Patients with severe heart failure are frequently or systematically hospitalized, often the risk of adverse events is unknown and the options for rapid follow-up are insufficient. Whether the use of a strategy to support clinicians in making decisions about discharging or admitting patients, coupled with rapid follow-up in an outpatient clinic, is uncertain.


In a stepwise, cluster-randomized trial conducted in Ontario, Canada, we randomly assigned 10 hospitals to cross over from the control phase (usual care) to the intervention phase. -A care algorithm to stratify patients with acute heart failure based on risk of death. In the intervention phase, low-risk patients received early (within ≤3 days) and standardized outpatient care, while high-risk patients were hospitalized. The primary outcomes were hospitalization for cardiovascular causes at 30 days and the composite outcome was death or hospitalization from any cause at 20 months.

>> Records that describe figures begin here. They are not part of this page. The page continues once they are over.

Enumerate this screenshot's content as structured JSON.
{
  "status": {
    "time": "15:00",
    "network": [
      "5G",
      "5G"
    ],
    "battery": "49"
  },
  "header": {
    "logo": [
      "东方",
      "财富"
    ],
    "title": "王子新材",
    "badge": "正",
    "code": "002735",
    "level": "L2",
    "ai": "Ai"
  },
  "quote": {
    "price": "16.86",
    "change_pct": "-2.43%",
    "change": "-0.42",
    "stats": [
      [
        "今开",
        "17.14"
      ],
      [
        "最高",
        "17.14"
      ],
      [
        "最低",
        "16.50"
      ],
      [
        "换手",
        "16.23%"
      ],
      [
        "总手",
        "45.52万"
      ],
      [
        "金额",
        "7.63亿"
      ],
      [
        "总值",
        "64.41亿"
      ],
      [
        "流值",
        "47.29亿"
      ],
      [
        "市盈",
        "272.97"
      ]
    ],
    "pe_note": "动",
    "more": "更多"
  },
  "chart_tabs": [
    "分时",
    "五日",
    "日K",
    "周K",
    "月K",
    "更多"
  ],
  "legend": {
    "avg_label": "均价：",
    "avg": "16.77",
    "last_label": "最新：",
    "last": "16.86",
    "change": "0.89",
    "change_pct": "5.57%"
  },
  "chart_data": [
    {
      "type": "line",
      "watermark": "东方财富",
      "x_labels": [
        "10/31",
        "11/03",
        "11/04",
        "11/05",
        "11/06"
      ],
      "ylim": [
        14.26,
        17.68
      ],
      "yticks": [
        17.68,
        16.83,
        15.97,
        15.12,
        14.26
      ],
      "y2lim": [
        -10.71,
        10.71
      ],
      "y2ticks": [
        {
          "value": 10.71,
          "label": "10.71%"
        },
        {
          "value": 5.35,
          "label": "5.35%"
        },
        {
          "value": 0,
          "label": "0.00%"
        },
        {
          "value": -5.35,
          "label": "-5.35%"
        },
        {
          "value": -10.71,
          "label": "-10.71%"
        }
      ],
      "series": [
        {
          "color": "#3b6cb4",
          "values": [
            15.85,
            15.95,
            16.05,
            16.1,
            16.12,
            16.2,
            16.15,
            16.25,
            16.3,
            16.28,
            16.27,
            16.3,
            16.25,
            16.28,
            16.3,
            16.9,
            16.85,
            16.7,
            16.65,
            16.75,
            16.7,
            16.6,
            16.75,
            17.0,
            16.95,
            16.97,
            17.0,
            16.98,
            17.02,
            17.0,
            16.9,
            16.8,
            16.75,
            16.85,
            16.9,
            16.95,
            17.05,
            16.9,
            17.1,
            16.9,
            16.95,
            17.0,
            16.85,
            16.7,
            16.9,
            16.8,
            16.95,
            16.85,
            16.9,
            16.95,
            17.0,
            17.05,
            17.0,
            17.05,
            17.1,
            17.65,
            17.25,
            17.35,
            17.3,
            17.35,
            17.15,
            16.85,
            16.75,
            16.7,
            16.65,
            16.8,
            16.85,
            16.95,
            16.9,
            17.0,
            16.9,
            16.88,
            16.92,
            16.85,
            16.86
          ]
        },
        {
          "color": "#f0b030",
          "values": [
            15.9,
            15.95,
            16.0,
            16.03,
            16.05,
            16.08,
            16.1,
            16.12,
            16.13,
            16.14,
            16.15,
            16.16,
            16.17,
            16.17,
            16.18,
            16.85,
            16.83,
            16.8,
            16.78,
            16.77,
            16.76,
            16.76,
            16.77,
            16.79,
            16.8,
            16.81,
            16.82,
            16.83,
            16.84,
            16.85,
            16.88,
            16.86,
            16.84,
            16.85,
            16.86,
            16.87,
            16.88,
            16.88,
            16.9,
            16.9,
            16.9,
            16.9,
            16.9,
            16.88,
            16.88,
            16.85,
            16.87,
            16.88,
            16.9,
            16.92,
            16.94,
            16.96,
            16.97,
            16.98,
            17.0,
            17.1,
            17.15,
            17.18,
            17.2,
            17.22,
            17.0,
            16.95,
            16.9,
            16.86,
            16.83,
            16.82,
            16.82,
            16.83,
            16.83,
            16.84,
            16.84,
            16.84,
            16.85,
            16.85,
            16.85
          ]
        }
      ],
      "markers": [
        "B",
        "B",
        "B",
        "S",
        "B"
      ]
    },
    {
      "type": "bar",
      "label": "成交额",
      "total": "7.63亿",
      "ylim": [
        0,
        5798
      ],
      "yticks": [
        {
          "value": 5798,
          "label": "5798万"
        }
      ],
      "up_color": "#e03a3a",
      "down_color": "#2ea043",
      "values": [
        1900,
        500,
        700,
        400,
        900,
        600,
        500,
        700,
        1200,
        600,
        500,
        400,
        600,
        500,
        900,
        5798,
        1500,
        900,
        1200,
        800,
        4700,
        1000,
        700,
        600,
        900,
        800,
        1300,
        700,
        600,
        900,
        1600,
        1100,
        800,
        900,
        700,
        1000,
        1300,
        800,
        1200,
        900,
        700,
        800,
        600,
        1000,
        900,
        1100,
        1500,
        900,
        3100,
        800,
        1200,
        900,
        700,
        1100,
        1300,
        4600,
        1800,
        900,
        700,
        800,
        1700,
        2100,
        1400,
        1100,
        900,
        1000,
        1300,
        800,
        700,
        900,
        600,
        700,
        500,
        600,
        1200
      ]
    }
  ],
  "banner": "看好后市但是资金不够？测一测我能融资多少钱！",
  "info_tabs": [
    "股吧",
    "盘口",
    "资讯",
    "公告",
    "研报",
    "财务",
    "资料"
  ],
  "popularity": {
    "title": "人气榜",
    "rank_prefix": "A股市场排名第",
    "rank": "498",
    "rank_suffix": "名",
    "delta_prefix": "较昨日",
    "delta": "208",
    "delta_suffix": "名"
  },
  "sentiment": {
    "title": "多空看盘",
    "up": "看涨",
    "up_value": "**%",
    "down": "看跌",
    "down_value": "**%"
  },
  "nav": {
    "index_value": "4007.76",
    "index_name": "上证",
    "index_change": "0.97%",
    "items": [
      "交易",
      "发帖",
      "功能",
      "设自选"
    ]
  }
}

A total of 5452 patients were enrolled in the trial (2972 in the control period and 2480 in the intervention period). Death from any cause or hospitalization for cardiovascular causes within 30 days was recorded in 301 patients (12.1%) during the intervention and in 430 patients (14.5%) during the intervention (adjusted hazard ratio, 0.88; 95% confidence interval [CI]0.78 to 0.99; P = 0.04). At 20 months, the cumulative incidence of primary-outcome events was 54.4% (95% CI, 48.6 to 59.9) among patients enrolled during the intervention and 56.2% (95% CI, 54.2 to 58.1) among enrolled patients. in the control phase (adjusted hazard ratio, 0.95; 95% CI, 0.92 to 0.99). Fewer than six deaths or hospitalizations from any cause occurred in low- or moderate-risk patients before the first outpatient visit within 30 days of discharge.


Among patients with acute heart failure who seek emergency care, using a hospital-based strategy to support clinical decisions and rapid follow-up reduces the risk of dying from any cause or in-hospital cardiovascular causes within 30 years. Days of normal care. (Sponsored by Ontario SPOR Support Unit et al.; COACH ClinicalTrials.gov no.; NCT02674438.)